When Miller came back out, Fisher approached the car to warn him about the handicapped spaces. Miller, who already had locked his car doors, took something from the car’s center console and put it in his mouth. Fisher thought it was crack cocaine.
Fisher ordered Miller to stop, but Miller pulled out and his car brushed against the officer, who then broke a car window with his baton. When Miller reached for something Fisher assumed was a weapon, the officer shot Miller in the face.

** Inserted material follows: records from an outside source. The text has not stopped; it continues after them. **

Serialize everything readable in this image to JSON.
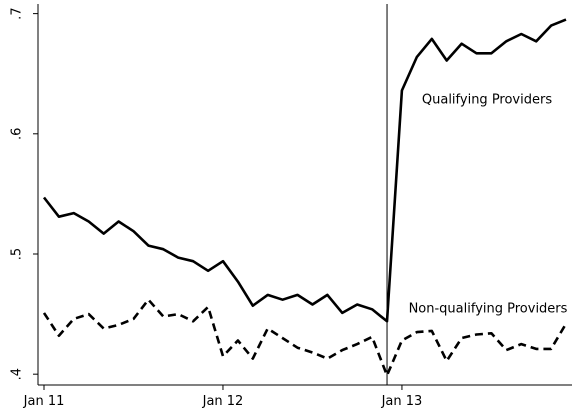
{
  "chart_data": {
    "type": "line",
    "categories": [
      "Jan 11",
      null,
      null,
      null,
      null,
      null,
      null,
      null,
      null,
      null,
      null,
      null,
      "Jan 12",
      null,
      null,
      null,
      null,
      null,
      null,
      null,
      null,
      null,
      null,
      null,
      "Jan 13",
      null,
      null,
      null,
      null,
      null,
      null,
      null,
      null,
      null,
      null,
      null
    ],
    "series": [
      {
        "name": "Qualifying Providers",
        "color": "#000000",
        "dash": "solid",
        "values": [
          0.547,
          0.531,
          0.534,
          0.527,
          0.517,
          0.527,
          0.519,
          0.507,
          0.504,
          0.497,
          0.494,
          0.486,
          0.494,
          0.477,
          0.457,
          0.466,
          0.462,
          0.466,
          0.458,
          0.466,
          0.451,
          0.458,
          0.454,
          0.444,
          0.636,
          0.664,
          0.679,
          0.661,
          0.675,
          0.667,
          0.667,
          0.677,
          0.683,
          0.677,
          0.69,
          0.695
        ]
      },
      {
        "name": "Non-qualifying Providers",
        "color": "#000000",
        "dash": "dashed",
        "values": [
          0.451,
          0.432,
          0.446,
          0.45,
          0.438,
          0.441,
          0.446,
          0.462,
          0.448,
          0.45,
          0.444,
          0.456,
          0.415,
          0.428,
          0.413,
          0.438,
          0.43,
          0.422,
          0.418,
          0.413,
          0.42,
          0.425,
          0.431,
          0.399,
          0.428,
          0.435,
          0.436,
          0.411,
          0.43,
          0.433,
          0.434,
          0.42,
          0.425,
          0.421,
          0.421,
          0.442
        ]
      }
    ],
    "ylim": [
      0.391,
      0.708
    ],
    "yticks": [
      {
        "value": 0.4,
        "label": ".4"
      },
      {
        "value": 0.5,
        "label": ".5"
      },
      {
        "value": 0.6,
        "label": ".6"
      },
      {
        "value": 0.7,
        "label": ".7"
      }
    ],
    "vline_index": 23,
    "grid": false
  }
}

Miller had no drugs or weapons, and he sued, claiming those running the apartments were partly liable for Fisher’s actions. Attorneys for the apartment complex argued that Fisher was an independent contractor whose actions were not directed by the property owner or manager, and that he was acting as an Atlanta police officer enforcing the law.
The plaintiff’s lawyers countered that Fisher was acting as directed, because he’d been told to keep the handicapped spaces clear, and that’s why he approached Miller’s car to begin with.
The second case was a double homicide from Richmond County, where 22-year-old Cedric Walker was accused of killing his 16-year-old girlfriend and her 6-week-old son through asphyxiation.
The girlfriend’s mother discovered the bodies the night of Oct. 5, 2003. Walker initially denied having been at the girlfriend’s apartment, but in later statements to police he said he and girlfriend Mona Lisa Givens had been having sex when she suffered some sort of seizure. He tried to revive her by splashing water in her face, then propped her up on a couch before he fled in panic.
He told police he never saw the baby, who investigators said had “compression marks” on his face, indicating his head was pressed into the mattress to smother him.
Walker’s parole was revoked and he went to Ware State Prison, where another inmate later alleged Walker admitted killing the woman and her child with a choke hold. The witness claimed Walker said he did it because Givens had become pregnant by another man.
The defense Friday challenged whether Walker properly was read his rights before he incriminated himself talking to the police. If that was handled incorrectly, then his statements should have been thrown out, his attorneys said. They also claimed Walker’s trial lawyer was ineffective. The prosecution disputed all those claims.
As the session concluded, Thompson told the audience the court likely will render decisions in those cases sometime over the summer.
In an interview afterward, Thompson said holding sessions outside Atlanta helps the public understand the court’s purpose.
“I think we’re sort of like that part of government that people don’t even realize is there, or if they do realize it’s there, they don’t think about us because they don’t see anything that we do; they don’t see any manifestation of what we do,” he said.
“But the Supreme Court of Georgia still is responsible for doing what it was designed to do,” he added, “and that is to bring uniformity, consistency and predictability to the law. We have always had that function; we still have that function, and we understand that, and we try to do that.”